D. Nimlos, A. Arellano, L. Paradis-Fortin, K. Lewis, W. Drisdell, S.K. Cushing
California Institute of Technology,
United States

Keywords: X-ray spectroscopy, photoelectrocatalysis, in-situ X-ray measurements


Photoelectrochemical reduction of CO2 to value-added fuels and feedstocks requires a comprehansive understanding of the reaction, spanning carrier dynamics, reaction mechanisms, and electrode degradation. Recent progress in in-situ X-ray capabilities have enabled the measurement of these processes in more realistic operating conditions, primarily within synchrotron facilities. Performing in-situ X-ray measurements on the table-top scale has remained a challenge in the field. Laser-produced plasma sources can extend into the soft X-ray energy range, covering the water window and potentially facilitating in-situ studies of photcatalysts.

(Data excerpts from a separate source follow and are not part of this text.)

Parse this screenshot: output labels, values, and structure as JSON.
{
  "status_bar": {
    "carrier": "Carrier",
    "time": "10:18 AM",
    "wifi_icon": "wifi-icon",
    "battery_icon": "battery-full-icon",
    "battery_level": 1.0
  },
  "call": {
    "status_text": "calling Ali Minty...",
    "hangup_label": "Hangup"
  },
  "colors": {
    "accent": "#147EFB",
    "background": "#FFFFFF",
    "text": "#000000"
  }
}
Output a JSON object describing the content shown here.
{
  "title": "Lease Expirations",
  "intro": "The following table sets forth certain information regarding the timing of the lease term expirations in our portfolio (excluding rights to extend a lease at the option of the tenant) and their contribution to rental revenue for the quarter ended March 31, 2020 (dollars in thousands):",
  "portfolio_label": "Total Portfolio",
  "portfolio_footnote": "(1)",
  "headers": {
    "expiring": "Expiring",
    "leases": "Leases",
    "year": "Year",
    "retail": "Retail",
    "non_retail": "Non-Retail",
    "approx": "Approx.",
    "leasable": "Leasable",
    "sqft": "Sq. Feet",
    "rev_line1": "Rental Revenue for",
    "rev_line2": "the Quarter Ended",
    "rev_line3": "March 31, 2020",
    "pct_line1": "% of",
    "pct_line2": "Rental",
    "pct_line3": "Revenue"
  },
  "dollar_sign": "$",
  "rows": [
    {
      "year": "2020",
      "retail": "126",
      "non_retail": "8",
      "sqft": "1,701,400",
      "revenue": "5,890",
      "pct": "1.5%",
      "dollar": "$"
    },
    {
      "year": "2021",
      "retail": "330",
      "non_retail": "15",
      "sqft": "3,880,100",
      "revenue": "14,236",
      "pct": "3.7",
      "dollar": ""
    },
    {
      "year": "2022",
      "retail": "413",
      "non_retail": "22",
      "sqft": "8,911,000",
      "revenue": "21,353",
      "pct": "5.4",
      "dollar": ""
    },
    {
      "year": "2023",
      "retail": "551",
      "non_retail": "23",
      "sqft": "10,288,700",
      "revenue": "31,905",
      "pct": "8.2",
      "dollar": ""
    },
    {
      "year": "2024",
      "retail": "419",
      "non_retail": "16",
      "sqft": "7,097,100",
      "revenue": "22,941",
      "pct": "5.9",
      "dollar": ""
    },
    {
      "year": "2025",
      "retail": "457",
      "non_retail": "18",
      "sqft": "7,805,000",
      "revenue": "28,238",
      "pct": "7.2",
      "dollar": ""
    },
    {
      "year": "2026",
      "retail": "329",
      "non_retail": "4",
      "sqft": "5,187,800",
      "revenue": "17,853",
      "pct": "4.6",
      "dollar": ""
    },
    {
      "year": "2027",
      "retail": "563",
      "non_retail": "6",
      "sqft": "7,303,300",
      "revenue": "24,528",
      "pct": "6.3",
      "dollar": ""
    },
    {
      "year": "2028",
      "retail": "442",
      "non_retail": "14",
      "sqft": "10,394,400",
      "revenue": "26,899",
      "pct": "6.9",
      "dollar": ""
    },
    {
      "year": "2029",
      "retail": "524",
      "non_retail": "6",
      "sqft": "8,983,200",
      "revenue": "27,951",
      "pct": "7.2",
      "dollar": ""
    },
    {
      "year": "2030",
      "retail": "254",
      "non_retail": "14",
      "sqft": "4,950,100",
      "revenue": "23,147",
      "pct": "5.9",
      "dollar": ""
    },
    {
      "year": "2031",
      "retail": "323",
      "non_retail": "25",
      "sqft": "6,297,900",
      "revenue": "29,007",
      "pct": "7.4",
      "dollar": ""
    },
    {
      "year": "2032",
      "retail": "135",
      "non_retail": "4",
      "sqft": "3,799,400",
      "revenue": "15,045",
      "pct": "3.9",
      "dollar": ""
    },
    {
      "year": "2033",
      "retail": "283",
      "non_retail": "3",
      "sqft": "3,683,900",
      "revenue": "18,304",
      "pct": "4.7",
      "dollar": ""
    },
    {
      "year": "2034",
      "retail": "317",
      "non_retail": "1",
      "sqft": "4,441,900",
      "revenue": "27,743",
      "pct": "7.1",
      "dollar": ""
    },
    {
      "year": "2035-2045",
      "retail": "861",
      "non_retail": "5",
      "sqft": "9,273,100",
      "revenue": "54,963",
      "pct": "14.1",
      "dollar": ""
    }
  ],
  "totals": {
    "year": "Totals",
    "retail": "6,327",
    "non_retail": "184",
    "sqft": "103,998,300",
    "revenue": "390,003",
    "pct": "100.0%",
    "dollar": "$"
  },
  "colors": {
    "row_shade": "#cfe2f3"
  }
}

Nevertheless, their inherent source fluctuations have prevented ultrafast studies in the past. In this work, we employ methods pioneered by jogj-harmonic (HHG)-based extreme ultraviolet (XUV) table-top setups to create a novel laser-produced plasma technique for table-top time-resolved measurements in the soft X-ray regime (200 – 1000 eV). We combine EMCCD detection, background-free self-referencing, edge-referencing analysis, and other advances, to reduce shot-to-shot noise enabling the detection of sub-mOD. This presentation also describes the technical advances pioneered at synchrotron sources that have facilitated in-situ X-ray measurements of photoelectrochemical systems. These advancements have inspired the effort to achieve the first table-top soft X-ray measurements in device-relevant liquid environments, enabling the correlation of photocatalyst properties, such as electron and hole energies and polarons, with photoelectrochemical product formation.